The US military was looking at freeing up more troops for combat in Afghanistan as President Barack Obama warned there would be no "quick" victory in the war.
With Afghans heading into crucial elections Thursday, US defense officials said the commander of US and NATO forces in Afghanistan, General Stanley McChrystal, was weighing cutting back desk jobs and other support staff to free up more soldiers for combat.
"The idea is use troops more effectively," a US official, who spoke on condition of anonymity, told AFP on Monday.
Reducing non-combat positions would mean "doing more with what you've got versus asking for more" troops, the official said.
|A US Marine on patrol in the Garmsir district of Helmand Province in July.|
McChrystal is taking a hard look at the war against Taliban insurgents amid widespread speculation he may soon ask Obama for additional US forces -- a politically-charged issue at home and abroad.
Cutting the number of support staff could mean the US general would make a more modest troop request, possibly easing pressure on Obama who faces rising anxiety over the war within his own party.
As candidates held rallies at the close of campaigning in Afghanistan, Obama defended the war as a necessary mission but warned of a difficult road ahead.
"The insurgency in Afghanistan didn't just happen overnight," Obama told the Veterans of Foreign Wars service organization in the southwestern state of Arizona.
"We won't defeat it overnight. This will not be quick.
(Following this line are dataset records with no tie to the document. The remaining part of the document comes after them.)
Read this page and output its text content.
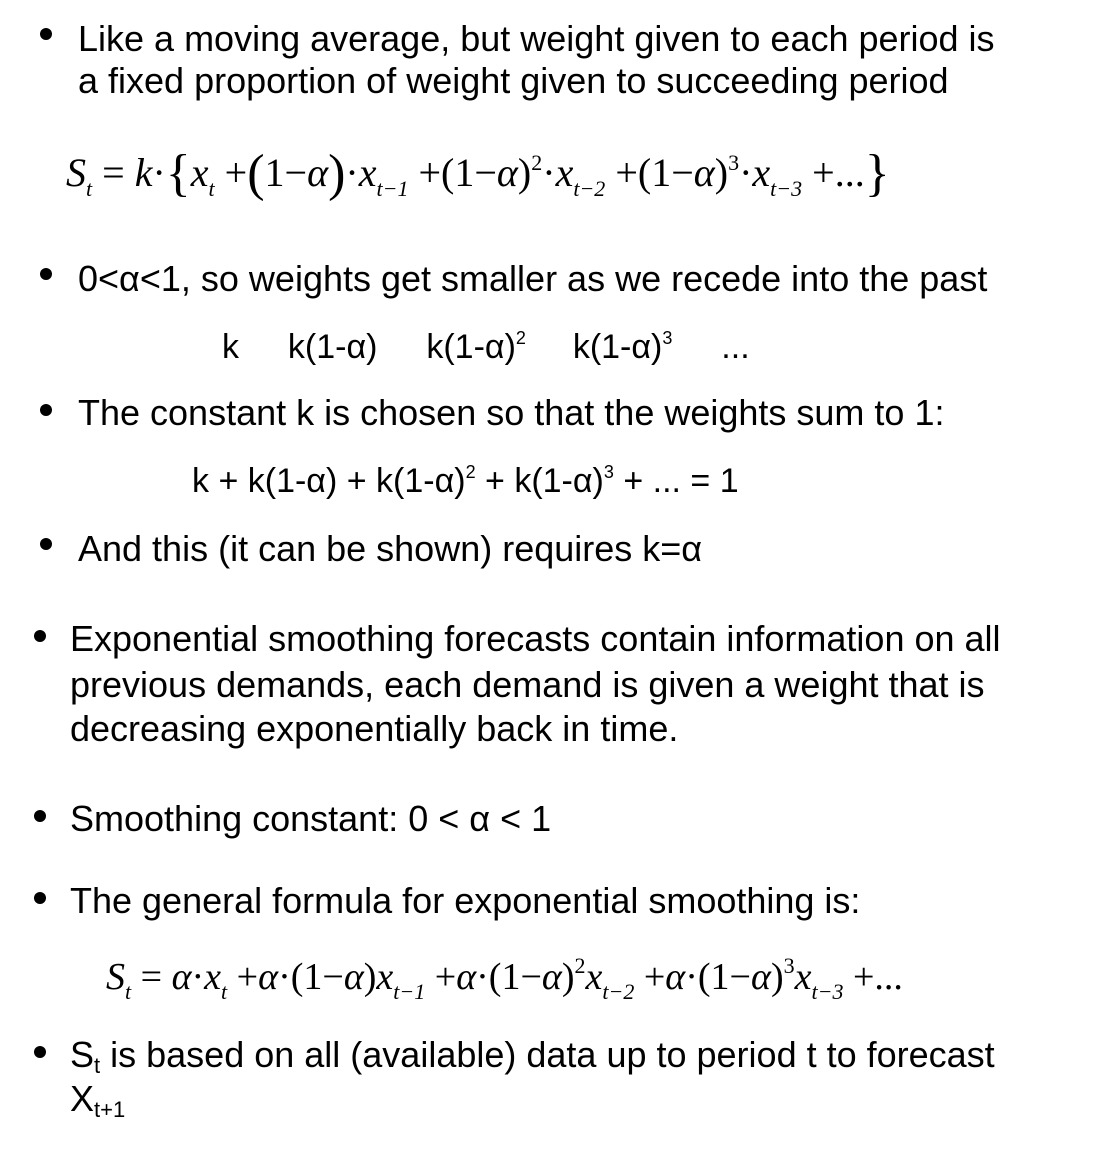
Like a moving average, but weight given to each period is
a fixed proportion of weight given to succeeding period
$S_t = k\cdot\{x_t +(1-\alpha)\cdot x_{t-1} +(1-\alpha)^2\cdot x_{t-2} +(1-\alpha)^3\cdot x_{t-3}$ +...}
0<α<1, so weights get smaller as we recede into the past
k k(1-α) $k(1-\alpha)^2$ $k(1-\alpha)^3$ ...
The constant k is chosen so that the weights sum to 1:
$k + k(1-\alpha) + k(1-\alpha)^2 + k(1-\alpha)^3$ + ... = 1
And this (it can be shown) requires k=α
Exponential smoothing forecasts contain information on all
previous demands, each demand is given a weight that is
decreasing exponentially back in time.
Smoothing constant: 0 < α < 1
The general formula for exponential smoothing is:
$S_t = \alpha\cdot x_t +\alpha\cdot(1-\alpha)x_{t-1} +\alpha\cdot(1-\alpha)^2x_{t-2} +\alpha\cdot(1-\alpha)^3x_{t-3}$ +...
St is based on all (available) data up to period t to forecast
Xt+1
This will not be easy," Obama said.
The US president said the war was "fundamental" to defending Americans by depriving Al-Qaeda of a safe-haven to plot follow-on attacks to the September 11 strikes in 2001.
Although he acknowledged an upsurge in "fierce" fighting in Afghanistan, he vowed to adapt US tactics and ensure the troops have the tools they need to do the job.
He did not, however, offer detailed insight into the evolving war strategy, which has seen thousands of troops and billions of US dollars pour into the country since Obama took office in January.
US troop levels, currently at 62,000, are set to reach 68,000 in coming months, more than double the number in place at the start of the year.
Obama has already ordered an additional 21,000 servicemen to the country ahead of Thursday's elections, in line with his vow to turn the US focus from Iraq to Afghanistan -- which he says poses a greater security threat.
As campaigning ended in Afghanistan, US Secretary of State Hillary Clinton said Washington would remain impartial in the election and would work with whomever voters pick.
"Like the Afghan people we want to see credible, secure and inclusive elections that all will judge legitimate," she said.
"We look forward to working with whomever the Afghan people select as their leaders for the next five years," she added.
President Hamid Karzai, who has ruled Afghanistan since the US-led invasion toppled the Taliban regime in 2001, is the frontrunner but a strong campaign by former foreign minister Abdullah Abdullah could force a run-off.
Obama has adopted a cooler approach to Karzai compared to his predecessor George W. Bush, who heaped praise on the Afghan leader and frequently spoke to him by video link.
Obama administration officials have been critical of corruption plaguing the Kabul government and alarmed by Karzai's alliance with a notorious warlord, General Abdul Rashid Dostum.
If Karzai wins, analysts say Washington will likely take a tougher line and demand Kabul do more to fight corruption in return for generous aid.
The elections have been overshadowed by threats from the insurgents, who have warned that Afghans who take part will face reprisals.
Kabul and the NATO-led coalition were planning elaborate security measures amid concern that poor turnout, due to fears of violence, could jeopardise the legitimacy of the elections.